Eric Rohmer (eig. Jean-Marie Maurice Schérer, geboren 1920) war Literaturlehrer in der Provinz, bevor er als Filmkritiker für die „Cahiers du Cinéma“ schrieb, mit Claude Chabrol eine Studie über Alfred Hitchcock verfasste und als ältester der „Nouvelle Vague“-Regisseure nach einigen Kurzfilmen mit „Im Zeichen des Löwen“ 1960 als Spielfilmregisseur debütierte. Rohmers Filme weisen keine filmspezifischen Stil auf, die Kamera bleibt distanziert-beobachtend, rein funktional, gelegentlich an geometrischen Kompositionen interessiert. Sein Hauptinteresse galt den Personen und ihren Interaktionen, wobei Rohmer gern extrem gegensätzliche Frauen und Männer aufeinandertreffen ließ, deren wortreiche Auseinandersetzungen teils in Liebesdingen, teils in Moralfragen, teils in Verhaltensweisen den Charme und Reiz des am französischen Roman des 19. Jahrhunderts orientierten Rohmerschen Universums ausmachten.

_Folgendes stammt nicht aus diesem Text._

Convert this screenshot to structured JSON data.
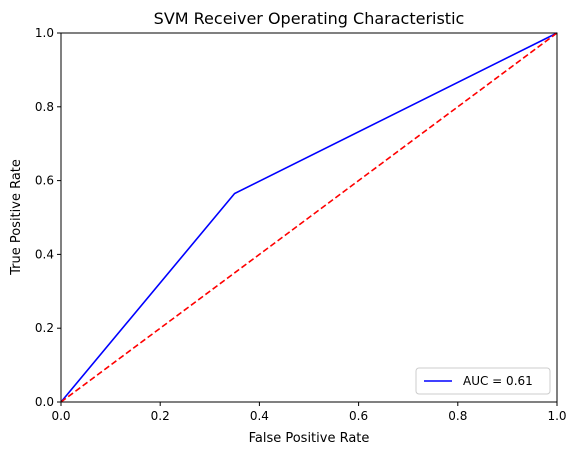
{
  "chart_data": {
    "type": "line",
    "title": "SVM Receiver Operating Characteristic",
    "xlabel": "False Positive Rate",
    "ylabel": "True Positive Rate",
    "xlim": [
      0,
      1
    ],
    "ylim": [
      0,
      1
    ],
    "xticks": [
      "0.0",
      "0.2",
      "0.4",
      "0.6",
      "0.8",
      "1.0"
    ],
    "yticks": [
      "0.0",
      "0.2",
      "0.4",
      "0.6",
      "0.8",
      "1.0"
    ],
    "grid": false,
    "legend_position": "lower-right",
    "series": [
      {
        "name": "AUC = 0.61",
        "color": "#0000ff",
        "line_style": "solid",
        "x": [
          0.0,
          0.35,
          1.0
        ],
        "y": [
          0.0,
          0.565,
          1.0
        ]
      },
      {
        "color": "#ff0000",
        "line_style": "dashed",
        "x": [
          0.0,
          1.0
        ],
        "y": [
          0.0,
          1.0
        ]
      }
    ]
  }
}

Wiederholt fasste Rohmer seine Filme zu Zyklen zusammen: die „Sechs moralischen Geschichten“ (1962 – 1972) etwa, zu denen „Meine Nacht bei Maud„, „Claires Knie“ und „Die Liebe am Nachmittag“ gehören, die „Komödien und Sprichwörter“ (sechs Filme zwischen 1980 und 1986), zu denen „Pauline am Strand“ und „Vollmondnächte“ gehören, und die vier „Erzählungen aus vier Jahreszeiten“ (zwischen 1990 und 1998).

Zwischen den Zyklen, die nicht systematisch aufeinander aufbauen, sondern deren Filme auch als jeweils eigenständige Arbeiten gelesen werden können, entstanden immer wieder andere Filme wie „Der Baum, der Bürgermeister und die Mediathek“ oder „Rendezvous in Paris“, die ähnliche Themen aufweisen oder Rohmers Motivkreise ausweiten. Rohmer setzte vorwiegend junge Schauspieler, die ihre Dialoge auch improvisieren durften, in seinen ernsten und heiteren, immer ironischen Geschlechterspielen ein, nur einige Darsteller, wie Arielle Dombasle oder Marie Rivière, traten öfter bei ihm auf.

In Deutschland wurde er 1976 mit seiner Verfilmung der Heinrich-von-Kleist-Novelle „Die Marquise von O.“ (mit Edith Clever und Bruno Ganz) berühmt, die ein Musterbeispiel für Rohmers strenge Konstruktion und sparsame Arbeitsweise ist. Rohmer drehte zwischen seiner Filmarbeit Lehrfilme und Dokumentationen. Seine Doktorarbeit über Friedrich Wilhelm Murnaus „Faust“-Film erschien 1977 (dt. 1980) in Buchform.

Am 11. Januar 2010 starb Eric Rohmer kurz vor seinem 90. Geburtstag in Paris.